I'm an intern doing research into whether using Brotli compression in a piece of software provides a performance boost over the current release, which uses GZip.
My task is to change anything using GZip to use Brotli compression instead. One function I need to replace does a check to test if a buffer contains data that was compressed using GZip. It does this by checking the stream identifier at the beginning and end:
bool isGzipped() const
{
// Gzip file signature (0x1f8b)
return
(_bufferEnd >= _bufferStart + 2) &&
(static_cast<unsigned char>(_bufferStart[0]) == 0x1f) &&
(static_cast<unsigned char>(_bufferStart[1]) == 0x8b);
}
I want to create similar function bool isBrotliEncoded()
. I was wondering if there is a similar quick check that can can be done with Brotli encoded buffers?

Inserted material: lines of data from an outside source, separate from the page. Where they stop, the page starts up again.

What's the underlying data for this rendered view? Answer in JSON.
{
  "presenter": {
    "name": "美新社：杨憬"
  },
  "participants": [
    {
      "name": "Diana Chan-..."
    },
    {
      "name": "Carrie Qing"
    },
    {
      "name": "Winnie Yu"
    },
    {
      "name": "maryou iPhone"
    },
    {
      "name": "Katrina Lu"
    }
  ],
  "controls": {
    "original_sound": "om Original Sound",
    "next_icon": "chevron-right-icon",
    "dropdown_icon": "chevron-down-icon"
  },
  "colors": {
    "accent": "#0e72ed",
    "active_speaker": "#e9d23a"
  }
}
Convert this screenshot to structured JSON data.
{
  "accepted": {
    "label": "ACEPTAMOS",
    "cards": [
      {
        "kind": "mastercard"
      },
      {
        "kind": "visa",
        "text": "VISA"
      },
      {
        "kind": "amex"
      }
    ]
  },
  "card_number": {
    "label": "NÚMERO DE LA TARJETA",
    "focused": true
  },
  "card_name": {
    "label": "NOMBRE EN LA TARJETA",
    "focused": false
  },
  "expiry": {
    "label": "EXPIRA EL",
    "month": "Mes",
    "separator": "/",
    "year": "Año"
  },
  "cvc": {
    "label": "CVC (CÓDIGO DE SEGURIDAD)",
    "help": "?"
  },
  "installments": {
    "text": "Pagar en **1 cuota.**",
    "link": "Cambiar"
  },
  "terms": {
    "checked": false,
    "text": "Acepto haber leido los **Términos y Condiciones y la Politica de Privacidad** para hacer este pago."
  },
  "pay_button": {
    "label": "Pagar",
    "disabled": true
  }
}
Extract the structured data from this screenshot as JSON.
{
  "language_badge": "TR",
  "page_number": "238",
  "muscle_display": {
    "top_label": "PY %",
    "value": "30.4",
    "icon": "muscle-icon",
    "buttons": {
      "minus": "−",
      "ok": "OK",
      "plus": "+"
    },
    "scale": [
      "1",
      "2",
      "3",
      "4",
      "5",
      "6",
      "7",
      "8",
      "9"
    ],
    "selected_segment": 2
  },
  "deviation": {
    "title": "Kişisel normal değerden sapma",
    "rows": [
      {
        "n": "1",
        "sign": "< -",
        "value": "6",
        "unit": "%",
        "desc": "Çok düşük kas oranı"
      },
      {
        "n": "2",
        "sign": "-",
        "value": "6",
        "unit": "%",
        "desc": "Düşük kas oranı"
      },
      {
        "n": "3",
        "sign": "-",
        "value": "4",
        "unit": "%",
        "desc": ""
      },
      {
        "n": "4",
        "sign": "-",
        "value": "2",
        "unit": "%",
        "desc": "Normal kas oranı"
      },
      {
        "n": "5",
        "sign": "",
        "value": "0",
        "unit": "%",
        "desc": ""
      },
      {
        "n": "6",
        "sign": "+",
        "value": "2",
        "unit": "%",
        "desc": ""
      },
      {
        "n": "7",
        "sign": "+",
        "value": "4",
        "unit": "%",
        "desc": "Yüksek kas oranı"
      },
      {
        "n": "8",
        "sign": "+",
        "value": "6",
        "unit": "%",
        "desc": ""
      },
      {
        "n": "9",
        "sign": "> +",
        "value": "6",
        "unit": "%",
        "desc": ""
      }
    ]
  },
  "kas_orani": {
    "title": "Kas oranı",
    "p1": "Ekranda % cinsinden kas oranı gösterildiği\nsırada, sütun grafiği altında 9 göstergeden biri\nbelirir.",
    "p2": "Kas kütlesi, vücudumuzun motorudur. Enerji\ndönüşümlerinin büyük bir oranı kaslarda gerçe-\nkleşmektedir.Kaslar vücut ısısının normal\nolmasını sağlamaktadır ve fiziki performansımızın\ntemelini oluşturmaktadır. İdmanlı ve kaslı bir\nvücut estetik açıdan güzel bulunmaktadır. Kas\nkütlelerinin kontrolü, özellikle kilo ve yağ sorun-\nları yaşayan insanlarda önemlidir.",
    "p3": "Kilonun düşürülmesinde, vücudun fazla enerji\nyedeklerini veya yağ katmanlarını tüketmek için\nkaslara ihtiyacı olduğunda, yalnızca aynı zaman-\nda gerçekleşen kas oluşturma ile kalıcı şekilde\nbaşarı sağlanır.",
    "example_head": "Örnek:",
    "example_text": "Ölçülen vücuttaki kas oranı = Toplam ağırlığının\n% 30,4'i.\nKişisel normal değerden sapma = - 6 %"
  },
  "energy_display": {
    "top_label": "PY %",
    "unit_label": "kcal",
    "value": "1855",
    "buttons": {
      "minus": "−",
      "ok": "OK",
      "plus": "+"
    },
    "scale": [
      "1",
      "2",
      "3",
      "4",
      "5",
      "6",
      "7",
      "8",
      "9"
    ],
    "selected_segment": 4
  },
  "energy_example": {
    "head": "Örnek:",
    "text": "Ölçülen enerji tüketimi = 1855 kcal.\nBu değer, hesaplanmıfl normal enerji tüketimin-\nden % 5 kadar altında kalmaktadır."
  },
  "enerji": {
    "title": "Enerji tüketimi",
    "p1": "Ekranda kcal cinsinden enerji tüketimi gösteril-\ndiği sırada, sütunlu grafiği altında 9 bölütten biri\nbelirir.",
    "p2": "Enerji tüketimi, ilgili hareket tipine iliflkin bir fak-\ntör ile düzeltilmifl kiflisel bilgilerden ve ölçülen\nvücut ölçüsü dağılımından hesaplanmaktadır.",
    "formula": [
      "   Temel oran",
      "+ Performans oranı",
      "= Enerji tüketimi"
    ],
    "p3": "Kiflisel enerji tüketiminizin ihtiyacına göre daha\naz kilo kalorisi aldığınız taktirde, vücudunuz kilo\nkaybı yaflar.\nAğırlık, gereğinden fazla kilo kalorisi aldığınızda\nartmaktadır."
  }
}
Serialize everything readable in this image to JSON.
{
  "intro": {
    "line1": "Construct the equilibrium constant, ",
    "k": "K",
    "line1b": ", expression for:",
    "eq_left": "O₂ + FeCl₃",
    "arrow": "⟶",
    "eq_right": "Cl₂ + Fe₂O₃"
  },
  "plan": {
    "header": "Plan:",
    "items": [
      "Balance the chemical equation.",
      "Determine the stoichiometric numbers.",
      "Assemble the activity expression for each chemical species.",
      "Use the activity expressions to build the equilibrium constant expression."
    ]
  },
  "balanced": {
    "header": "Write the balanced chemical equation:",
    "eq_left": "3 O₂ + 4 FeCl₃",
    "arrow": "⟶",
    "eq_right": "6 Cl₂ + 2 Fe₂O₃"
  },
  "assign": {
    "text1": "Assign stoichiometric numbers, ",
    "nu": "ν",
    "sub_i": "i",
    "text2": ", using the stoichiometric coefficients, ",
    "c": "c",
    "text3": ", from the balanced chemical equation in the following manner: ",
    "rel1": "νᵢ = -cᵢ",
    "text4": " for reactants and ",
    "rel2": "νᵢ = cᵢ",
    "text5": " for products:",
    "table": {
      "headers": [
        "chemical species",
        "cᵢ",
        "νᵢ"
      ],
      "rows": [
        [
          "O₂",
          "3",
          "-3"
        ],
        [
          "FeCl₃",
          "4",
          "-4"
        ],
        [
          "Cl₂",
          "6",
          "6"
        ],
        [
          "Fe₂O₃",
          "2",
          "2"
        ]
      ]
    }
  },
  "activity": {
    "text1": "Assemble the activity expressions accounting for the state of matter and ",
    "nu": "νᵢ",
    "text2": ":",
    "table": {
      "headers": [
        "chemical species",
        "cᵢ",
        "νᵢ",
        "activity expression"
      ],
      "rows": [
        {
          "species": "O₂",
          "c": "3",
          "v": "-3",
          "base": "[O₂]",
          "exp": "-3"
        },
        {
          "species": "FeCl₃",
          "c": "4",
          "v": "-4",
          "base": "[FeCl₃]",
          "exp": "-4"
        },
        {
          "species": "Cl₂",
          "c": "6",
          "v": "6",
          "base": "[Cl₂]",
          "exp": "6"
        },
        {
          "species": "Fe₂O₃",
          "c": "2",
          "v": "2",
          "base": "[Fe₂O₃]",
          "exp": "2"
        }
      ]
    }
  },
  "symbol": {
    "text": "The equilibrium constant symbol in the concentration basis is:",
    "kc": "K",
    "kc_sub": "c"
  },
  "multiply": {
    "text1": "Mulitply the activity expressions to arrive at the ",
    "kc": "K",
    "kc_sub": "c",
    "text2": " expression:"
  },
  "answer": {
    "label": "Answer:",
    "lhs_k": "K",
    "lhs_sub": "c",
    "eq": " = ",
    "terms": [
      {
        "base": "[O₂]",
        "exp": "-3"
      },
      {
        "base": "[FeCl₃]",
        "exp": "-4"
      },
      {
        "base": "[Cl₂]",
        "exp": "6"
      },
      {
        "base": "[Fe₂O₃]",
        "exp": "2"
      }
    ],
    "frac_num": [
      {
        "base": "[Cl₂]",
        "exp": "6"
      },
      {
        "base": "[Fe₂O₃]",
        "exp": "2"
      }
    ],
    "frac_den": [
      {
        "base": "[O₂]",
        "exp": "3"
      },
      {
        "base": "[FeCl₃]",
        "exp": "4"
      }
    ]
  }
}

I've had a look at the byte values for some of the compressed files that brotli produces, but I can't find a rule that holds for all of them. Some start with 0x5B
, some with 0x1B
, compression of empty files results in 0x06
, and files that have been compressed multiple times start with a range of different values. The end of each file is also inconsistent.
The only way I know of to test if it is in the correct format is to attempt decompression and wait for an error, which defeats the purpose of doing this test.
So my question is: Does anyone know how to check if a buffer has been compressed with Brotli without attempting decompression and waiting for failure?